The provided code (Python scripts) allows 

i. Training the translation matrices and construction of multilingual embedding spaces
ii. Computation of semantic similarity scores for input texts (of the same or different languages)
iii. Graph-based text scaling from pairwise document similarities, using the Harmonic Function Label Propagation (HFLP) and PageRank algorithms

The archive contains the following Python scripts: 

* corpus.py -- functionality for loading and preprocessing a corpus of textual documents
* embeddings.py -- loads word embeddings (possibly for multiple languages in parallel) and computes the semantic similarities between words
* evaluation.py -- implementation of metrics for evaluating automatically generated positions of political texts
* graph.py -- implementation of a generic graph structure and the HFLP and PageRank algorithms
* io_helper.py -- a collection of helper I/O functions
* main.py -- contains code that serves as an example on how to run the functionality available in other scripts in order to perform text scaling
* scaler.py -- implementation of the Wordfish text scaling model
* textsim.py -- implementation of semantic similarity metrics, alignment and aggregation based.
* transmat.py -- implementation of the translation matrix model used for construction of the multilingual embedding space.  

2. DATA 

We provide as the dataset the corpus of transcripts of speeches from the European Parliament (more details are provided in the paper).
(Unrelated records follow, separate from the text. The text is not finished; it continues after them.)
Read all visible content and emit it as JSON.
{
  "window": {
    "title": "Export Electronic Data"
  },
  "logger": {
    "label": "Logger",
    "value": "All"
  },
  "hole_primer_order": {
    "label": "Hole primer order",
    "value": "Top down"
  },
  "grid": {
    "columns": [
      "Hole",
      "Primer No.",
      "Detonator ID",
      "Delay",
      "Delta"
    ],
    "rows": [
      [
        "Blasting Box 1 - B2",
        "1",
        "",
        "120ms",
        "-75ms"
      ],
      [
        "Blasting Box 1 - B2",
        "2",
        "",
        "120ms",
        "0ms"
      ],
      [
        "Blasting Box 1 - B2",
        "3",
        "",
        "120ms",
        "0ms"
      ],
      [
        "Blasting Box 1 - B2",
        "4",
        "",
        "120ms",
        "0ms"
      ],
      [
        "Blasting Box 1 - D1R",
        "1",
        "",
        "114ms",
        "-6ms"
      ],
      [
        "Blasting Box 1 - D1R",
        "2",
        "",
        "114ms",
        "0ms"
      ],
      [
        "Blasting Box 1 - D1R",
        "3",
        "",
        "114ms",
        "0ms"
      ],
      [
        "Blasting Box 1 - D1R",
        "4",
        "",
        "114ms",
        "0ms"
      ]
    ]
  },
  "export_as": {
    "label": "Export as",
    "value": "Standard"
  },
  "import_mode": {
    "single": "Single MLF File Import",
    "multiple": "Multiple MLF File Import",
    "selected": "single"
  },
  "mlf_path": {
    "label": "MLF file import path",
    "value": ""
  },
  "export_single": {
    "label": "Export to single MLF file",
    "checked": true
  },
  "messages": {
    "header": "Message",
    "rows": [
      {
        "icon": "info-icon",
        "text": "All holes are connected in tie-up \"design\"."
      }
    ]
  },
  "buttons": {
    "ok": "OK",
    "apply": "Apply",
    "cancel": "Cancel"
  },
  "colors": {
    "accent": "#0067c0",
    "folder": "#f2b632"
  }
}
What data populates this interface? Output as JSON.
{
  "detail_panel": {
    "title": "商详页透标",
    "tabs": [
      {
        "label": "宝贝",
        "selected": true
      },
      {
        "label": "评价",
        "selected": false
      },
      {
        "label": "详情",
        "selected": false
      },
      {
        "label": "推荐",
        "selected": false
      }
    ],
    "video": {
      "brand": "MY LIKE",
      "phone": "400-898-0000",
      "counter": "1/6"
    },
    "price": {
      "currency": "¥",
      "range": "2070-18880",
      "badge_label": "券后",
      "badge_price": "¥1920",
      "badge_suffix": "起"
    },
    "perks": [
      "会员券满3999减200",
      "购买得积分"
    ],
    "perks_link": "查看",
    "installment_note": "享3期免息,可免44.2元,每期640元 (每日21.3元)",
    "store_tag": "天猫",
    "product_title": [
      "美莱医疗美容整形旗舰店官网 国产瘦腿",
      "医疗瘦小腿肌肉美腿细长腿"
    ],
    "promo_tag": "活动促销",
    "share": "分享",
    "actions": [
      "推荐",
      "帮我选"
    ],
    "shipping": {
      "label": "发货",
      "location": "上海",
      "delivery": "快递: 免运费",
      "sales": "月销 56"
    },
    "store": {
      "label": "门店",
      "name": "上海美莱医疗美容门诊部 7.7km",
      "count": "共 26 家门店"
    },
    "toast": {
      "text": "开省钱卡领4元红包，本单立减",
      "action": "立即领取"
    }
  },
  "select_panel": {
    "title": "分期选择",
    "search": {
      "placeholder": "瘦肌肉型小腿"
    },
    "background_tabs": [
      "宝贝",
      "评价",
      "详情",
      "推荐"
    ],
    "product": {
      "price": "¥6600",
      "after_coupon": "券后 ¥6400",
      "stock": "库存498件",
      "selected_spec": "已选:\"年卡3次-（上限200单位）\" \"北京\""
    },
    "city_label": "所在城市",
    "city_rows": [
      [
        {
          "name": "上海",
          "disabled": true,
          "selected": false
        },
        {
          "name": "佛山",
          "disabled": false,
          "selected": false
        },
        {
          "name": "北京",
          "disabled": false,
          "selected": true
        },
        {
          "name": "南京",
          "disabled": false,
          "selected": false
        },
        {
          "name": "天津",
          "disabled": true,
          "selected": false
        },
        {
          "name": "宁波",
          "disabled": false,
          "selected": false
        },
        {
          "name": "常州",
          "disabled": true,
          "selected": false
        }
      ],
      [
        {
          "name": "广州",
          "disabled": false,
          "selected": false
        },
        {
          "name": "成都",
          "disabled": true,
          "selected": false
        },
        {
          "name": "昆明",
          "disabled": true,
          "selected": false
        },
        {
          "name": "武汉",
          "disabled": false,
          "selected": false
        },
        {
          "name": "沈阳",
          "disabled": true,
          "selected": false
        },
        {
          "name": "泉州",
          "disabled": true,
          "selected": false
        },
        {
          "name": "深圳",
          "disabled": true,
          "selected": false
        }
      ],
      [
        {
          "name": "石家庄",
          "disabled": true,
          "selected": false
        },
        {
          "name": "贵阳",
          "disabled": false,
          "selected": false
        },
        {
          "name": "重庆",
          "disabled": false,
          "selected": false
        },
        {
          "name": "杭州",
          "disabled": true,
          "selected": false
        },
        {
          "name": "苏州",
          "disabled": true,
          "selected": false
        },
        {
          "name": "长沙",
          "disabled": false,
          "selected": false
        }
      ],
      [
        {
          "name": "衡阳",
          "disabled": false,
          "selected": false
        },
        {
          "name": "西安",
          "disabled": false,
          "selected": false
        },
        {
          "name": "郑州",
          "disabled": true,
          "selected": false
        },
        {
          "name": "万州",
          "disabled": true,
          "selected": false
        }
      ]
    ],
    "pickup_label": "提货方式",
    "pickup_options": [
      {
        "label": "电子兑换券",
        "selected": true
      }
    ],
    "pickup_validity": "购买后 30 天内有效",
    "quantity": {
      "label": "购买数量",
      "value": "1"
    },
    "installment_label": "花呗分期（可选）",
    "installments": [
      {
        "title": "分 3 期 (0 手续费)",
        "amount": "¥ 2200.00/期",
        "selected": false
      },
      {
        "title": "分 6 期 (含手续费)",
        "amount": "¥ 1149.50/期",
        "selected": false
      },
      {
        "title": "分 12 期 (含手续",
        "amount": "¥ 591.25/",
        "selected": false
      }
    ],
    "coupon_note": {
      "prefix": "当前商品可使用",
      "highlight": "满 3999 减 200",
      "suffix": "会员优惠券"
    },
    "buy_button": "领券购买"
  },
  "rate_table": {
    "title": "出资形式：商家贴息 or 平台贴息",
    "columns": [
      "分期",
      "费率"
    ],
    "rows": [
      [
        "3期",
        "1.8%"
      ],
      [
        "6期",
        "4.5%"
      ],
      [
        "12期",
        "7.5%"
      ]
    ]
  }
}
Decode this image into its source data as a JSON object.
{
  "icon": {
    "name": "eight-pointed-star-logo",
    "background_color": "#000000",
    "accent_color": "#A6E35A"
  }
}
The dataset contains speeches of the representatives from the European Parliament. We concatenated all speeches of representatives from the same party. The dataset contains 25 parties from 5 countries: 

1. Germany
301: Christian-Democratic Union (CDU)
302: Social Democratic Party of Germany (SPD)
306: Party of Democratic Socialism (PDS)
308: Christian Social Union in Bavaria (CSU)

2. Spain
502: People's Party (PP)
505: Convergence and Union (CiU)
506: Basque Nationalist Party (PNV)
513: Galician Nationalist Block (BNG) 
516: Andalusian Party (PA)

3. France
601: French Communist Party (PCF)
605: Socialist Party (PS)
609: Rally for the Republic (RPR)
610: National Front (NF)

4. Italy
802: Democrats of the Left (DS)
803: Communist Refoundation (RC)
805: National Alliance (AN)
815: League North/ Northern League (LN)
818: United Christian Democrats (CDU)
819: Democrats (Dem)
823: Italian People's Party (PPI)

5. United Kingdom
1101: Conservative Party (Cons)
1102: Labour Party (Lab)
1104: Liberal Democrats (LibDems)
1105: Scottish National Party (SNP)
1106: Party of Wales (Plaid)

We provide both the monolingual and cross-lingual versions of the dataset: 

i. Monolingual (English) variant: data/dataset/monolingual
ii. Multilingual (speeches in native languages of speakers/parties: English, Spanish, Italian, German, French): data/dataset/multilingual 

Besides the texts, the "data/dataset" folder additionally contains two files with gold political positions of the 25 parties (gold positions were obtained from the 2002 Chapel Hill Expert Survey (http://chesdata.eu/)): 

i. gs-l2r-ideology.txt containts scores assigned to parties by experts (political scientists) corresponding to parties'  left-to-right ideology positions. 
ii. gs-eu-intergation.txt containts scores assigned to parties by experts (political scientists) corresponding to parties'  positions on European integration (pro-European vs. anti-European)


Additionally, in the "data" folder, we provide: 

* Lists of stopwords for each of the five languages involved in the evaluation ("data/stopwords")
* Lists of word translation pairs used to learn (and test) the translation matrices: ES-EN, IT-EN, DE-EN, FR-EN (data/trans-pairs)